«Лучше не говорить ничего, – считал папуля. – Молчание – золото».

В притворном отчаянии Энн уронила голову на руки.

– Если я не права, – снова заговорила Кейт. Голос ее звучал на удивление нежно, почти сострадательно. – Если вы двое глубоко и безумно любите и не видите друг без друга жизни – уходите. Я не буду стоять на пути истинной любви.

Энн гадала, вскочит ли он. Признается ли ей в любви, возьмет ли ее за руку, сбежит ли с ней? Она не хотела этого – действительно не хотела. И в то же время она жаждала увидеть реакцию Кейт. Но нет. Он поерзал на диване, закинул ногу на ногу, лежавшую на кофейном столике, и отвернулся к окну.

Трус.

«Деньги правят миром», – всегда говорил папуля – и был прав. А Кейт умела носить корону.

– Итак, мой вопрос, Энн, – нарушила паузу Кейт. На этот раз в ее голосе слышалась только твердая практичность. – Чего ты хочешь?

Поворот был интересный. Прямо-таки прорывной. Больше никакой чуши. И никаких эмоций – как в зале заседаний. Как часто говорила сама Кейт: «Давайте прорываться. Время не ждет».

Энн подняла глаза на Кейт, ощутив знакомый, но оттого не менее жгучий укол зависти. Нет, это было нечто иное, нечто куда более темное. То самое чувство, которое подогревало в ней желание исцарапать красивую машину, изрезать бесценное полотно, заставить счастливого человека плакать.

Их взгляды встретились. Энн не чувствовала ничего. Ни страха, ни гнева, ни сожаления, ни разочарования, ни даже стыда. Ничего, что казалось уместным, что на ее месте почувствовали бы другие. Первой отвела взгляд Кейт. Все отводили.

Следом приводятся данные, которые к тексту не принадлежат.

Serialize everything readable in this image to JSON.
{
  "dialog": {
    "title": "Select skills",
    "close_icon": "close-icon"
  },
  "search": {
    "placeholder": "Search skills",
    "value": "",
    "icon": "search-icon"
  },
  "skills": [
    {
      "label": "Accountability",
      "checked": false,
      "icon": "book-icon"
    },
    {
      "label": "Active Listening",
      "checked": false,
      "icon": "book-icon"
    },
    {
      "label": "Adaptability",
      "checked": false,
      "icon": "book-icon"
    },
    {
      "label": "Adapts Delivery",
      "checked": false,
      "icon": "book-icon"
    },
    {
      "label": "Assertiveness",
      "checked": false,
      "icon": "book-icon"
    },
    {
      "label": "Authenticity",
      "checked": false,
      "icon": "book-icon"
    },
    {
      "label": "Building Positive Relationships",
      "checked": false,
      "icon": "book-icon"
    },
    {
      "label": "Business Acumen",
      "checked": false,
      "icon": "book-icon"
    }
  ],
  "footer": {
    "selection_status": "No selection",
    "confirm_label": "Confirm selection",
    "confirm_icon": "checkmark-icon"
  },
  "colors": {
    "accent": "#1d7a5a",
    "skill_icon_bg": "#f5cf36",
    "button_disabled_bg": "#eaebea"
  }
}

– Чего ты хочешь, – повторила Кейт, уставившись на свои сложенные руки, – за то, чтобы уйти с работы, в чем бы там ни состояли обязанности, водруженные на тебя моим мужем, и подписать договор о неразглашении этого инцидента и условий его разрешения?

Перед глазами Энн замерцало. У нее снова возникло странное ощущение, словно она парила над собственным телом и сверху смотрела на себя, на властную Кейт, на побежденного, ссутулившегося Хью. Ей было любопытно, какая сцена разыгралась между ними этой ночью. Но значения это не имело. Он никогда не оставит нагретое место подле жены и детей, не покинет мир богатых друзей и преуспевающих коллег, в котором привык жить.

Ладно. Давайте прорываться.

Все было на удивление просто. Она назвала свою цену. Высокую. Принятую безоговорочно. Ей всучили визитную карточку адвоката, уведомив, что встреча состоится завтра в девять утра и что она ни при каких обстоятельствах не должна ее пропустить.

– На этом наше сотрудничество завершается, – постановила Кейт. – Позволь мне проводить тебя до выхода.

Путь назад показался Энн особенно долгим. Все глаза были устремлены на нее. Она собрала вещи – только то, что принесла сегодня с собой. Она не имела привычки хранить что-то на рабочем месте или расставлять на столе фотографии и симпатичные безделушки.

Хью остался сидеть в кабинете Кейт, когда та ушла выводить Энн из здания.

На улице, в неумолимом свете яркого зимнего солнца Энн разглядела прочертившие лицо немолодой женщины нити морщин, обвислую кожу на шее. Заметила мелкую дрожь ее изящных рук. Значит, и ей было не чуждо человеческое. В отличие от Энн, которая по-прежнему не ощущала ничего, кроме смутного удовлетворения. Она получила меньше, чем рассчитывала. Но это пока.

– Надеюсь, мы больше не увидимся, – сказала Кейт, не отпуская дверную ручку. Она не могла позволить себе покинуть крепостные стены. В уличной драке одолеть Энн она бы не сумела – обе прекрасно это понимали.

Энн кивнула. Она старалась выглядеть смущенной, но улыбки сдержать не смогла. Кейт скрылась в вестибюле, темнота поглотила ее худую фигуру.